Recently we have been receiving some reports of end-users in China being blocked from accessing the Zentitle license servers (IP address 184.106.60.185) - note this appears to be done at the ISP level rather than China-wide.
As a result, it would be helpful for us to understand which specific ISPs within China appear to be implementing this block - so if you could ask your end-customers as they experience any accessibility issues who their ISP is and provide that information to our support team, it would be most appreciated. Also, if your local staff could ask the ISPs in question why the IP address is being blocked, that would also be extremely helpful.
Here are the current workarounds to resolve this issue for this subset of end-users:
- End-users have had success using a VPN to tunnel to either another location within China that is not impacted by an ISP block, or outside of China. This is typically the easiest solution to address the issue, and is something that most users within China are familiar with.

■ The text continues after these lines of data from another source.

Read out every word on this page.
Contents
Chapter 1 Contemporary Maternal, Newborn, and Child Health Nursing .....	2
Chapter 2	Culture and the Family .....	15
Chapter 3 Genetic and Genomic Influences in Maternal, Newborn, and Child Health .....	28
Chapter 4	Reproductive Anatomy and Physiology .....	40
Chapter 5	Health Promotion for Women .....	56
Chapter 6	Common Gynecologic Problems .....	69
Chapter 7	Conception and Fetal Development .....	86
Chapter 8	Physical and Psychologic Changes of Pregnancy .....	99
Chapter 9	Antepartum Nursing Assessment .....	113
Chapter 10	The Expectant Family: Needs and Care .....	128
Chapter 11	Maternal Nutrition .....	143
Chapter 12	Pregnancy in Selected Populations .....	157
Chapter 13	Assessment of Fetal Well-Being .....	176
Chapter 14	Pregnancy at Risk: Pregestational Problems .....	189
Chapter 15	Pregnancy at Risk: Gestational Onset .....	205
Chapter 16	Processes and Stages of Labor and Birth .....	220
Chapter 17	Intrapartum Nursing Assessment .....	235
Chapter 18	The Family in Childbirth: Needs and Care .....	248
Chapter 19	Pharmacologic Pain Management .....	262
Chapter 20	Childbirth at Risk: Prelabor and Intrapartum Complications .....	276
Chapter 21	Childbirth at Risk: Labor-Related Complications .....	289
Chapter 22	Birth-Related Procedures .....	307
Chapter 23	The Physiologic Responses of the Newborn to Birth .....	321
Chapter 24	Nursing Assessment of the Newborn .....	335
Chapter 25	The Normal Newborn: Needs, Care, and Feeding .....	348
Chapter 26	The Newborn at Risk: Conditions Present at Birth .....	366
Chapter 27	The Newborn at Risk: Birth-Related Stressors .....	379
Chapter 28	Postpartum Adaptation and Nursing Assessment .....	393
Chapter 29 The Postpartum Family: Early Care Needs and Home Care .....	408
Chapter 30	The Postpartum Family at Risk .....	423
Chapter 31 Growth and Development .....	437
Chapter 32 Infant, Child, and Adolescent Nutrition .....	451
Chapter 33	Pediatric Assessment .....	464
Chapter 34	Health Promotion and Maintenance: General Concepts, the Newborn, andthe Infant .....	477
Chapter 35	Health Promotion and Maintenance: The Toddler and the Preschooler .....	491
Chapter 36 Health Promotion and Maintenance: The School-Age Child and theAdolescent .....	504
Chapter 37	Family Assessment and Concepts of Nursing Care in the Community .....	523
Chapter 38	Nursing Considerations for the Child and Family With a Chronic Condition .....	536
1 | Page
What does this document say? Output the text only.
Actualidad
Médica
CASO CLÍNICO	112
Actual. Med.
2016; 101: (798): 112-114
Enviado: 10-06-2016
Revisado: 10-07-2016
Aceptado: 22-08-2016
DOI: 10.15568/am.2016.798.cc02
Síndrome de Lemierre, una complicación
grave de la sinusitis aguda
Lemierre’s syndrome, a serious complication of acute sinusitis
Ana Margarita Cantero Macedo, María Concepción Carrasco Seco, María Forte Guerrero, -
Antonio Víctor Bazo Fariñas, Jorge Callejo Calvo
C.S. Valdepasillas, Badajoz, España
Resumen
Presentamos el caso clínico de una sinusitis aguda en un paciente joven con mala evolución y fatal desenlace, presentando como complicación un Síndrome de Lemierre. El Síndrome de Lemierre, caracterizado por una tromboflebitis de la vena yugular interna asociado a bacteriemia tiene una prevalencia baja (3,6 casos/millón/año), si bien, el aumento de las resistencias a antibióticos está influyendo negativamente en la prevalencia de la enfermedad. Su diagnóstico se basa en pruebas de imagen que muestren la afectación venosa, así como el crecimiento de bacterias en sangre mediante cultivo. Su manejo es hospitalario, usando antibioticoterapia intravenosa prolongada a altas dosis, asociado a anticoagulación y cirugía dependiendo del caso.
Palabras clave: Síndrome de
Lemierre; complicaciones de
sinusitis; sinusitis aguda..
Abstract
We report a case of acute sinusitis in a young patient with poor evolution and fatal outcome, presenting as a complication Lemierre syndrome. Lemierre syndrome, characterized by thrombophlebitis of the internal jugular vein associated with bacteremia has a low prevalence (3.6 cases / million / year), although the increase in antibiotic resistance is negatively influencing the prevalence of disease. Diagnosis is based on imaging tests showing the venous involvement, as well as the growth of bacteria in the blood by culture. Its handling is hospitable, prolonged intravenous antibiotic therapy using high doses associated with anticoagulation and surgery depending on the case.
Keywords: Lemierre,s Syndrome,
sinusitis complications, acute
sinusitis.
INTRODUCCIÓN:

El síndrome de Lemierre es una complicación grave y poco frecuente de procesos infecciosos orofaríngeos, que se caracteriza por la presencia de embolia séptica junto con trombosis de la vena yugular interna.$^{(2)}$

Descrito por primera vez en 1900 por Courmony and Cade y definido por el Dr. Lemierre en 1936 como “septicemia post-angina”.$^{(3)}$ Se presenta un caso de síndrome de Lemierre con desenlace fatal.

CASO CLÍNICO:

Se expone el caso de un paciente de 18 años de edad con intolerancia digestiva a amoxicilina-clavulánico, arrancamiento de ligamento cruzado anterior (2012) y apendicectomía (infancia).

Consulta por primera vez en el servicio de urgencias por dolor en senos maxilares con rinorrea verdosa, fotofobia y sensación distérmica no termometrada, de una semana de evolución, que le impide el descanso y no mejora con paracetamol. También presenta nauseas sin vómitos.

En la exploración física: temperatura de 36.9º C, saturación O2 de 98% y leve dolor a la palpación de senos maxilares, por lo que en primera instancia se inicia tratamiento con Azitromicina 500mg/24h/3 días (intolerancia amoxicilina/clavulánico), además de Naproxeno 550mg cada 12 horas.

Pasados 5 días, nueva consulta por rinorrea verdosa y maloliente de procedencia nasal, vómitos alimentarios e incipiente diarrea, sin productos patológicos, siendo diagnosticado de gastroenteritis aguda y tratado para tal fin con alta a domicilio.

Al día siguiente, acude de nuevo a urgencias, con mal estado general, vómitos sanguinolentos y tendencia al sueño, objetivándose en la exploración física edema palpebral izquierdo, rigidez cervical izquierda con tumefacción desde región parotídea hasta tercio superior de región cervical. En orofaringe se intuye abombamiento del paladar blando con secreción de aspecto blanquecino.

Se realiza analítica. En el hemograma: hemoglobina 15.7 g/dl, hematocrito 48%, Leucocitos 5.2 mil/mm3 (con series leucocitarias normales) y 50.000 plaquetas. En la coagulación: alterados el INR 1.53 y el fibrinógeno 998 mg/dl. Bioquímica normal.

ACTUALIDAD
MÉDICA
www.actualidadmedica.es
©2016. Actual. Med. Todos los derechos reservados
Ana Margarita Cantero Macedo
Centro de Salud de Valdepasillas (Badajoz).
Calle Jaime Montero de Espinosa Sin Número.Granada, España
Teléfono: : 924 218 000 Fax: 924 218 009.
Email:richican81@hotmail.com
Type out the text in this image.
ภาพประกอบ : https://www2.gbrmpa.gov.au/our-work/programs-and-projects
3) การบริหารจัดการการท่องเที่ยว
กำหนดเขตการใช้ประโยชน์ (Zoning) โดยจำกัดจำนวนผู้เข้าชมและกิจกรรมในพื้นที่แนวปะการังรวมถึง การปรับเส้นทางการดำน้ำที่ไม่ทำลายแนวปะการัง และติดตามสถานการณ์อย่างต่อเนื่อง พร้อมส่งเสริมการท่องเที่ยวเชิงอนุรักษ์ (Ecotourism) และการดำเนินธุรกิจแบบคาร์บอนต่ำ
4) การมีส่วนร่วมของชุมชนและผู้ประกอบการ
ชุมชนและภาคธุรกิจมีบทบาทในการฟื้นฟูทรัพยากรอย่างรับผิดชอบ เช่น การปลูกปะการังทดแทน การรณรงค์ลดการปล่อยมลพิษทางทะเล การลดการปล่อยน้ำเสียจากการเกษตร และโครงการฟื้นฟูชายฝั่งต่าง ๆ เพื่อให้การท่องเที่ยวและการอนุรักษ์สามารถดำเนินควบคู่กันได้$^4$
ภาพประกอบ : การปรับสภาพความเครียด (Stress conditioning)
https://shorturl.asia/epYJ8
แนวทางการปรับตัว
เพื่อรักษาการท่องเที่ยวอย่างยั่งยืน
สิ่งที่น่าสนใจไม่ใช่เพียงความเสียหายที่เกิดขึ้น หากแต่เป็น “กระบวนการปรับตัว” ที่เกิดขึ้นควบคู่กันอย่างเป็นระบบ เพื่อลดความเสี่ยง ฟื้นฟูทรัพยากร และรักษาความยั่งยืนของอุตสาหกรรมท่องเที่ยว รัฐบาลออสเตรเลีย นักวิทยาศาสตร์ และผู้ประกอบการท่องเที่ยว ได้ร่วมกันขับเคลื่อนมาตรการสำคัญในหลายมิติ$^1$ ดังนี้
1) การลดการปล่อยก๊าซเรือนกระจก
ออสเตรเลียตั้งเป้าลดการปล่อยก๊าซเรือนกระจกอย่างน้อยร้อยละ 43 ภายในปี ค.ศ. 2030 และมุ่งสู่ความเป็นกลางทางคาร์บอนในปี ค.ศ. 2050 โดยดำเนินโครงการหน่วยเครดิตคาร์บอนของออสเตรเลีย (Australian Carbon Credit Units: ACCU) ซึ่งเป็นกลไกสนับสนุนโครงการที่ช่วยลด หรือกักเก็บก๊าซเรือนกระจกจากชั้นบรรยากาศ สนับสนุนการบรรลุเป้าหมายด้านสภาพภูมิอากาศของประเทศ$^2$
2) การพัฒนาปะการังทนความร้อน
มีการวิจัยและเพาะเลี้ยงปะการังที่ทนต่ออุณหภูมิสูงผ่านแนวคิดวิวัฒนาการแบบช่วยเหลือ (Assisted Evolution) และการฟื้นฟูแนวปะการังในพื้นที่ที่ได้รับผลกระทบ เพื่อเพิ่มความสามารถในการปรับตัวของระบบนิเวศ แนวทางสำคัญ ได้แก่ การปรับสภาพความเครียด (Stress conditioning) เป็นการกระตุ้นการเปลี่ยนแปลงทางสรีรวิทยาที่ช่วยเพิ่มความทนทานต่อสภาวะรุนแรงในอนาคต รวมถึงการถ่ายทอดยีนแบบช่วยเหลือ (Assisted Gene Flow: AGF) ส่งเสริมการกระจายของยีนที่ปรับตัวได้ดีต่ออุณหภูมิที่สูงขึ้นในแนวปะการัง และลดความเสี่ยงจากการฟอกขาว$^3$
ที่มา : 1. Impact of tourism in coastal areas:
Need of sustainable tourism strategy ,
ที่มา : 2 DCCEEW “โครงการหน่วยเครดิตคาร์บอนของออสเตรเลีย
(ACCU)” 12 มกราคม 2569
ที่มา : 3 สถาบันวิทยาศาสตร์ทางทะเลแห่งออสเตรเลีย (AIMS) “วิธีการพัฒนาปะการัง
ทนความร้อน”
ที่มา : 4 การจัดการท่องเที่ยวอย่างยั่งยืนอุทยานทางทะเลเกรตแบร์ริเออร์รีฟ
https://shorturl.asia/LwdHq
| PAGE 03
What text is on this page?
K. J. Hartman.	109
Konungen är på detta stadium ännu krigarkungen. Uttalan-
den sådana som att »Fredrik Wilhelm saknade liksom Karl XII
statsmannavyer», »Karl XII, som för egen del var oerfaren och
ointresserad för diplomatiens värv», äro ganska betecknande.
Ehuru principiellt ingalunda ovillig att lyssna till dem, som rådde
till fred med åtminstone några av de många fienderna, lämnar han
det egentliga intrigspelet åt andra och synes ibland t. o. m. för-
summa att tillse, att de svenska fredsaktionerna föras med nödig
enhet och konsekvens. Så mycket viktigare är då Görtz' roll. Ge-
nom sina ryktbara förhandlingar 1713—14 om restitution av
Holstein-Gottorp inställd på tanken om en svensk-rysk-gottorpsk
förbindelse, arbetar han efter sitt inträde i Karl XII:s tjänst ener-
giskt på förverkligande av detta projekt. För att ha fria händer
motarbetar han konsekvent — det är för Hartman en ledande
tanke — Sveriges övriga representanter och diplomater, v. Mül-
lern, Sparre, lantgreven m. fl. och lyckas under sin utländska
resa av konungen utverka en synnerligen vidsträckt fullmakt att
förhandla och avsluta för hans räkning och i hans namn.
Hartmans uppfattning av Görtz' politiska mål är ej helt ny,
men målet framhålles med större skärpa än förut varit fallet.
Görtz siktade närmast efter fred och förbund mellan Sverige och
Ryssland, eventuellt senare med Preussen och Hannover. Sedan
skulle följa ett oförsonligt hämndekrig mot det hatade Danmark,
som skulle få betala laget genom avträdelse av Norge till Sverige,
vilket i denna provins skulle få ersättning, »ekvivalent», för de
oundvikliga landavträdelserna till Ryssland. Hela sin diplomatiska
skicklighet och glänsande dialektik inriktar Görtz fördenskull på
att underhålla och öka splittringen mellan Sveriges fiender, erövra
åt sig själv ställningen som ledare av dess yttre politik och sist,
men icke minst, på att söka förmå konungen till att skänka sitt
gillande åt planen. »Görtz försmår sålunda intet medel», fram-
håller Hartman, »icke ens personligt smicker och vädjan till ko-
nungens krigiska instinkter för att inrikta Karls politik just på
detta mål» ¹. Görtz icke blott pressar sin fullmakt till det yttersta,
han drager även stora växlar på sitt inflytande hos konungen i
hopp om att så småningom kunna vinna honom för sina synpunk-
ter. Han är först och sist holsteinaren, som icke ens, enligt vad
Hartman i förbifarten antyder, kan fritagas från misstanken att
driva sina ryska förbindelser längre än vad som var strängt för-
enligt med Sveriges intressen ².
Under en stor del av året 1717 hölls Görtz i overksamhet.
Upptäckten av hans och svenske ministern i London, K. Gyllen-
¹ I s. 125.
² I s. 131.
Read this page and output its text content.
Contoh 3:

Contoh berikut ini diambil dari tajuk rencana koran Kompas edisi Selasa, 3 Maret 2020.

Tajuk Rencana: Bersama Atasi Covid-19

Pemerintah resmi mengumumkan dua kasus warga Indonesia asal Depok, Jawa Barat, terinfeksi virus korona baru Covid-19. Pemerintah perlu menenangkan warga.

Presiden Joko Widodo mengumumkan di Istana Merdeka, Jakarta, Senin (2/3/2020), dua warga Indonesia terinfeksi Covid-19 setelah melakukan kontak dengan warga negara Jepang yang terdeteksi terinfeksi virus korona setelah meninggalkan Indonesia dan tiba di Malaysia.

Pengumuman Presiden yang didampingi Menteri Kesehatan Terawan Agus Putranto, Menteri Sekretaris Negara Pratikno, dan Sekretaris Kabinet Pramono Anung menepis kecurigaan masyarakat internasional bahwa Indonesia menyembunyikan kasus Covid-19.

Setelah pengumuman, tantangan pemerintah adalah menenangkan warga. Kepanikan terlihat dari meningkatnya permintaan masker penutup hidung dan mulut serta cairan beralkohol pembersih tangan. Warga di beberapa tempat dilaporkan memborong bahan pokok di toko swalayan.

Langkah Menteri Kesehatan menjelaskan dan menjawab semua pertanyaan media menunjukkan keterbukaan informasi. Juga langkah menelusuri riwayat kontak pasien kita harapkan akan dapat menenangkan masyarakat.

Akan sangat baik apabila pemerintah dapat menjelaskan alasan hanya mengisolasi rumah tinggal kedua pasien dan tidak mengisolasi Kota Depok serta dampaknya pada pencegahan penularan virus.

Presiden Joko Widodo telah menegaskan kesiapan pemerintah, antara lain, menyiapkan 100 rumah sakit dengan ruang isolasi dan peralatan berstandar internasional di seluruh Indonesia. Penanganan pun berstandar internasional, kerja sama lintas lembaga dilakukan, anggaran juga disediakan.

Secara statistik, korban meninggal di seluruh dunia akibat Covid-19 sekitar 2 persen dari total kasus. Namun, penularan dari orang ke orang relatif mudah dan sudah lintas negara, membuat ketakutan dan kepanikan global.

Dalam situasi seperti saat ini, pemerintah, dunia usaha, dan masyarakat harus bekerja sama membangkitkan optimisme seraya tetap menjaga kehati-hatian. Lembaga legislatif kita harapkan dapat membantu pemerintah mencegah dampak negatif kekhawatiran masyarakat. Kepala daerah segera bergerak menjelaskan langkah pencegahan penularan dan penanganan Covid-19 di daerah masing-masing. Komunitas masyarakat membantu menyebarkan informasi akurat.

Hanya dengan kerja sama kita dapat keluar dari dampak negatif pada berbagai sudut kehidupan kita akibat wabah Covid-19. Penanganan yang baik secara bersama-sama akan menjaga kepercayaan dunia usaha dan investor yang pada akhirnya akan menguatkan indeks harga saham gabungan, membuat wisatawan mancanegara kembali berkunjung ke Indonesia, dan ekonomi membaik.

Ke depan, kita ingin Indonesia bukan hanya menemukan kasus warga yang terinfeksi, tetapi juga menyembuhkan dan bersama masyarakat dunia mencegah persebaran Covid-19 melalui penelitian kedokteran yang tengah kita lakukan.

- Use offline activation: The offline activation portal (activationportal.me) resolves to the same IP address as the main licensing service (IP address 184.106.60.185) and thus the same blockages would apply. In order to work around this, an affected user could generate the offline activation request certificate, email that to the vendor’s support team who can then activate the machine on their behalf - then email back the license certificate to them in order to complete the offline activation sequence.
Note: this offline activation approach works both for individual node-locked licenses as well as offline activation of network-based licenses within the Zentitle LAN Daemon - which then allows floating licensing, element pools, floating features, etc. all to be used within the application.
- Hong Kong Relay Server: We have hosted a new relay server in a Hong Kong datacenter at IP address 119.9.127.11. If your software supports the standard mechanism within Zentitle to handle proxies, then the user can set their proxy address to 119.9.127.11 (port 80) and use that to redirect back to our standard servers.
Note that Chinese law prohibits the hosting of the relay server within Mainland China - and the relay server IP address may in the future also be blocked by one or more China-based ISPs.
If you use HTTPS, please contact Nalpeiron Support with your FileChk library settings so that we can build a custom HTTPS-enabled library with the relay server IP address embedded within.
- Experimental Email Automated Responder: We are internally developing an automated email based server so that end-users who wish to use the offline activation approach can simply email the offline activation request certificate to an automated attendant which will then perform the requested activation on their behalf. It will then automatically email the end-user back with the license certificate that they can then use to complete the offline activation sequence. Let us know if you would like to look at deploying this solution to your affected end-users.
Any feedback on these workarounds and how they are working out for both you and your end-customers are welcome. Please send such feedback to us through the standard Nalpeiron support ticketing system.